Dubai: Privately-owned Dana Gas recorded a steep 59 per cent dip in net profit for 2020, totalling Dh131 million against Dh322 million a year ago.
It was set off by the COVID-19 pandemic, which wiped out demand for oil and gas in 2020, with US crude futures going below zero for the first time in oil market history in April. But Dana Gas officials are thinking ahead.
If impairment charges of Dh1.51 billion related to the sale of its Egypt onshore assets are included, Dana slips into a net loss of Dh1.4 billion.
"Despite the challenges imposed by the pandemic, we exited the year in a robust financial position with a strong balance-sheet, having agreed upon the sale of our Egypt onshore assets, redeeming our outstanding sukuk and entering into a new credit facility at a lower interest rate," said Patrick Allman-Ward, CEO.

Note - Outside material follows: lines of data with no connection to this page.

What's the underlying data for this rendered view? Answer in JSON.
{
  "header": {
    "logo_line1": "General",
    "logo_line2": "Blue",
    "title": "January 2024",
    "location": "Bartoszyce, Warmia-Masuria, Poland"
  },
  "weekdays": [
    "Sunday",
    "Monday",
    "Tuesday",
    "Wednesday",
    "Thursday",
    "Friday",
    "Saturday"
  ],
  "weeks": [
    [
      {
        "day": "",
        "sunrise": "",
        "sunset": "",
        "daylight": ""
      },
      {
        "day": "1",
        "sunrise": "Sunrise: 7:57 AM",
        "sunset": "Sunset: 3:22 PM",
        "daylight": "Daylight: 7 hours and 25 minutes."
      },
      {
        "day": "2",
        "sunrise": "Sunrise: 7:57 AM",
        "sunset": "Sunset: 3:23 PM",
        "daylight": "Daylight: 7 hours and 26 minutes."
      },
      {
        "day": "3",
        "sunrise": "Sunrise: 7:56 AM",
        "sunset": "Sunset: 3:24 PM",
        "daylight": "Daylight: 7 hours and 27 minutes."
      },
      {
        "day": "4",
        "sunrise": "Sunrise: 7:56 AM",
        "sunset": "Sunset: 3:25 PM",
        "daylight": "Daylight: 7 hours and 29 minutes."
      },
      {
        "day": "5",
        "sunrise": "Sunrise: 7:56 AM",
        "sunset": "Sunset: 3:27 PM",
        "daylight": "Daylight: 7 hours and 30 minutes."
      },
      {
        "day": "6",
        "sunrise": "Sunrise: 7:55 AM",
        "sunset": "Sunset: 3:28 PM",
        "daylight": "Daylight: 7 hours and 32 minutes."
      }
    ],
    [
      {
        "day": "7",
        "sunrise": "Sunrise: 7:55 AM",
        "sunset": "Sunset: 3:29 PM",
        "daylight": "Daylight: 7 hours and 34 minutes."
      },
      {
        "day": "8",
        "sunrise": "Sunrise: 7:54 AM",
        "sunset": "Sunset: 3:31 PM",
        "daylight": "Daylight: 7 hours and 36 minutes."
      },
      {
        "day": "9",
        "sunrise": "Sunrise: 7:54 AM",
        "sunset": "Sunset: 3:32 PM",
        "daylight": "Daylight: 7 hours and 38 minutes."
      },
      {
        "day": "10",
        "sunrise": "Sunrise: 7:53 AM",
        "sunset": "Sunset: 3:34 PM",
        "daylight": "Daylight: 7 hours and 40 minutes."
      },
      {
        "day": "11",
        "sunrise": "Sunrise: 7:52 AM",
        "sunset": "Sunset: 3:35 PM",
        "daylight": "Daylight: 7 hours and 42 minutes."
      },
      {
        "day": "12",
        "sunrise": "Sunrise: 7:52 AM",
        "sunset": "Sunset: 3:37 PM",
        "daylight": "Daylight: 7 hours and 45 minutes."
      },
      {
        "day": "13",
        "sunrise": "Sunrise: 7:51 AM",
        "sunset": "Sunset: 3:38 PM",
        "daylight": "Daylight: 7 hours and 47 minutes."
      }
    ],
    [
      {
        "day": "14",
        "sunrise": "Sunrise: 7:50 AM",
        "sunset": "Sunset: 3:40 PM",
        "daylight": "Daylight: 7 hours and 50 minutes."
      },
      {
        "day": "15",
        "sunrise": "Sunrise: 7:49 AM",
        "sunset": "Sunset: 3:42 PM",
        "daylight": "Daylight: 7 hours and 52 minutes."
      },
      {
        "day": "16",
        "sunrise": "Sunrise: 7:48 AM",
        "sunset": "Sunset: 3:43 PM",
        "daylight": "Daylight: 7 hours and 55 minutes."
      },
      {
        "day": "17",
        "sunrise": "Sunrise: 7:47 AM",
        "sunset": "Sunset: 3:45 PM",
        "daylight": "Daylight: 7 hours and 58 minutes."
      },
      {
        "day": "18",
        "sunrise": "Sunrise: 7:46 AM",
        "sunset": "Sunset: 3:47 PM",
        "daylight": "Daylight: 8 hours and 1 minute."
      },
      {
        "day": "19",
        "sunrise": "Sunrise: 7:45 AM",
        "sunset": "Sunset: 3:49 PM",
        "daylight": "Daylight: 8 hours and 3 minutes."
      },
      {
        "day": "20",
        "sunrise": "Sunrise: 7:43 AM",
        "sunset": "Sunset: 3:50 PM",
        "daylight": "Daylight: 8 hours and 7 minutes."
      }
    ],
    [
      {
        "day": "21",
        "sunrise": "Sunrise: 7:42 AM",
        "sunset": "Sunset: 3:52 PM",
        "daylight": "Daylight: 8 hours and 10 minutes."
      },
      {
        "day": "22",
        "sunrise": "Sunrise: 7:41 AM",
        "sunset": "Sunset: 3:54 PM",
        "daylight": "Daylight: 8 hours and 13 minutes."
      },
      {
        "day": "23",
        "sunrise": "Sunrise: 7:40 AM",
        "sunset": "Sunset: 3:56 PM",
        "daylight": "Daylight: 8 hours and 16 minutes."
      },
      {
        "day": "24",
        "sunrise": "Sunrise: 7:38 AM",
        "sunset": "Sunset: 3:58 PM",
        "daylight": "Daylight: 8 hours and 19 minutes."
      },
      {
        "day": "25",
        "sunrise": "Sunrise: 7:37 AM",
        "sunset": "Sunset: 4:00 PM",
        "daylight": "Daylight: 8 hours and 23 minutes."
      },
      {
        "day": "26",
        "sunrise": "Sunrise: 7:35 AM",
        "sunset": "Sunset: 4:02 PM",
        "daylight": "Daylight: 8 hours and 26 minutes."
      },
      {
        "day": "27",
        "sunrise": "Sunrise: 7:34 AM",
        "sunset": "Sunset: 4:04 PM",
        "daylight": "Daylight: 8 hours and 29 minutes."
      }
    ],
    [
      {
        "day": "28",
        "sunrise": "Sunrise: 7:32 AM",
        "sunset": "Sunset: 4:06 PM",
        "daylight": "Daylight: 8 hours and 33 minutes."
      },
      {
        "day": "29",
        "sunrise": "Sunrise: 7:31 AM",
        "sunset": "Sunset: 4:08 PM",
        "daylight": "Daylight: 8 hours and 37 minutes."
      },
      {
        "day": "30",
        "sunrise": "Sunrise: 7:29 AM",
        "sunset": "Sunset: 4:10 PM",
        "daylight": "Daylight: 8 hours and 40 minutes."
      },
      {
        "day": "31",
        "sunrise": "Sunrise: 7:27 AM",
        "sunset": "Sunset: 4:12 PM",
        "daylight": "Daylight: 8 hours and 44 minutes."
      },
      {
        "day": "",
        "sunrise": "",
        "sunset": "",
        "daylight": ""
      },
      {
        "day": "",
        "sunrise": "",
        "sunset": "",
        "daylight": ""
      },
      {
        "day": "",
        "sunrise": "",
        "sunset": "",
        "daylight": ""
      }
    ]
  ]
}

“In 2021, we aim to advance the development of our world class assets in KRI (Kurdish Region of Iraq), where over 90 per cent of Dana Gas’s proven reserves of over 1 billion boe (barrel of oil equivalent) are located, while concurrently moving ahead with our plans to prepare for the drilling of the next exploration well in Block 6 in Egypt."
It is also moving ahead on the evaluation of the highly prospective Block 6 in Egypt, where it plans to drill the next exploration well in 2023.
Dana Gas produced 63,200 barrels of oil-equivalent per day in 2020, down 5 per cent from its output in 2019. But it did see a 2 per cent rise in production from its assets in the Kurdistan Region of Iraq and which helped offset output decline from Egypt.
It kept a tight lid on its expenses with its general and administrative costs (G&A) lower by 20 per cent year-on-year. "The company’s robust, long-standing programme to control operating expenses helped to effectively navigate the challenging market environment in 2020," the company said in a statement.